Bölgede karşılaştığım bir diğer sorun da adayların önüne geçmek isteyen "yatırımcılar" sorunu ki bu da başka bir problem olarak karşımızda duruyor. "Yatırımcılar"dan kastım, "Ola ki 24 Haziran'da 7 Haziran 2015 seçimleri gibi bir durumla karşılaşırız da erken seçim falan olur ve bu kez beni aday gösterirler" gayesiyle mevcut adaylarla yarışan kimileri var.

Bunlara ilaveten bir de Mart 2019 seçimleri için şimdiden dedikodu yapmaya başlayanlar var ki illallah! Bunların oy kaybettirmekten başka hiçbir işe yaradıkları yok. Kendilerini Belediye Başkan adayı olarak takdim edenler bambaşka bir sorun. Vatandaşın sorusuna cevaben, bunun doğru olma ihtimalinin sıfır olduğunu söylesem de "adaya!" inananların sayısı oldukça fazla ve bu durumun bugünden fitneye yol açtığını belirtmek isterim.

Şimdiden 2019 Belediye Başkanlıkları seçimleri için kendisini "kesin aday" olarak takdim edenlerin 24 Haziran seçimlerinde Ak Parti'ye zarardan başka bir şey kazandırmayacağını tahmin etmek zor olmasa gerek.

Bu ziyaretlerimizde kimilerinin oturdukları yerde, "Vali'yi gönderirim, kaymakamı görevden alırım, belediye başkanını değiştiririm, şu müdürü asarım, bu müdürü sürerimu2026" diyerek partilileri ürküttüklerini gözlemledik. İlgililer saydığım bu 3 hususu göz ardı etmemelidirler.

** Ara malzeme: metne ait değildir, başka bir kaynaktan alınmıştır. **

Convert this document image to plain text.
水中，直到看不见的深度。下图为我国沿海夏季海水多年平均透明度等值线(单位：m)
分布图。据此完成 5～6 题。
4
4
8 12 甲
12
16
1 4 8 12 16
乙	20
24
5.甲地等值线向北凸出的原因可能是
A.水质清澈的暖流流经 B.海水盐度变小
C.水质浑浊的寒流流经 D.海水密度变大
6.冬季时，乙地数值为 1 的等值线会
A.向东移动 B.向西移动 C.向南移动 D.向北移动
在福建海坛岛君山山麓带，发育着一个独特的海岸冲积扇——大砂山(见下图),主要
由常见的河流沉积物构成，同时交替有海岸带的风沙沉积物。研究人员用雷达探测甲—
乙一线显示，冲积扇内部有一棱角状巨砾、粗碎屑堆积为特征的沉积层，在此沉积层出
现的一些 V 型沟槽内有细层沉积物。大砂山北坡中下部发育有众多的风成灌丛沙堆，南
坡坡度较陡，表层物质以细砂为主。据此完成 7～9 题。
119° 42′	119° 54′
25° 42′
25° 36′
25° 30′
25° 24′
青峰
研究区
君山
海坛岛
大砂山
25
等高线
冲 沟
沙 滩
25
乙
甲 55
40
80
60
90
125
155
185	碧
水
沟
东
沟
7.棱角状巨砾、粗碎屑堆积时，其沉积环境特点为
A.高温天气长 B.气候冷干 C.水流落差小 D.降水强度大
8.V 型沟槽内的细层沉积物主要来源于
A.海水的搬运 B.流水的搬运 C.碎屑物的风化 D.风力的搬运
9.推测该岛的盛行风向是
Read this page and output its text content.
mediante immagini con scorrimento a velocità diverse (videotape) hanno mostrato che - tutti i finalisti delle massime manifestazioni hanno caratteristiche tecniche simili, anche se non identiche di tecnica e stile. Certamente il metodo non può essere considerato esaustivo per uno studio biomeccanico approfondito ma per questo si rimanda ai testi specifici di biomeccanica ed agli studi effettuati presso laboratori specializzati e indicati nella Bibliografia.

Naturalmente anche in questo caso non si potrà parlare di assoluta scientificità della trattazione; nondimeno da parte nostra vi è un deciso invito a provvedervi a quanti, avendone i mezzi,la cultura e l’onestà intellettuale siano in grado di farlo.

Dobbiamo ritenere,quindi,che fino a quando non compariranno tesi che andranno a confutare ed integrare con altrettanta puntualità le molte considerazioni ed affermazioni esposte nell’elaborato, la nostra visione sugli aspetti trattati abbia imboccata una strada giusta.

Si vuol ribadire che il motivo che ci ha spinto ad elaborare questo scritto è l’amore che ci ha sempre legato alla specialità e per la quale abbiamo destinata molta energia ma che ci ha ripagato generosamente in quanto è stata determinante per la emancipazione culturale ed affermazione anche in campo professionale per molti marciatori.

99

Vatandaşın dikkatinden kaçmayan ve AK Parti'nin dikkat etmesi gereken başka bir sorun var:

Teşkilatlar geçmişte olduğu gibi köy ziyaretleri yerine kapalı salonlarda birbirini ağırlamayı tercih ediyor. Tamam, iftar için meteorolojik durum da göz önünde bulundurulunca kapalı mekan tercih edilebilir, lakin bütün ziyaretler için, hele hele ilçe ve köy ziyaretleri için ve üstelik gidilen köy de sınırlı sayıda olunca açık hava daha yararlı görülüyor.

Bu meseleye devam edeceğiz, lakin yarın Cumhurbaşkanımız Sayın Recep Tayyip Erdoğan Diyarbakır'da olacak. 17 Mart 2018'de gerçekleşen İl Başkanlığı kongresinde yüz bini aşkın insanın katıldığı miting gibi programlar çıtayı çok yüksekte tuttu. Diyarbakır her zaman Sayın Erdoğan'a büyük muhabbet beslemiştir, yarın da alanda bunun o muhabbete uygun olacağını düşünüyorum. Çünkü Diyarbakır aday adaylarından da adaylardan da bizden de büyüktür, azizdir, mübarektir.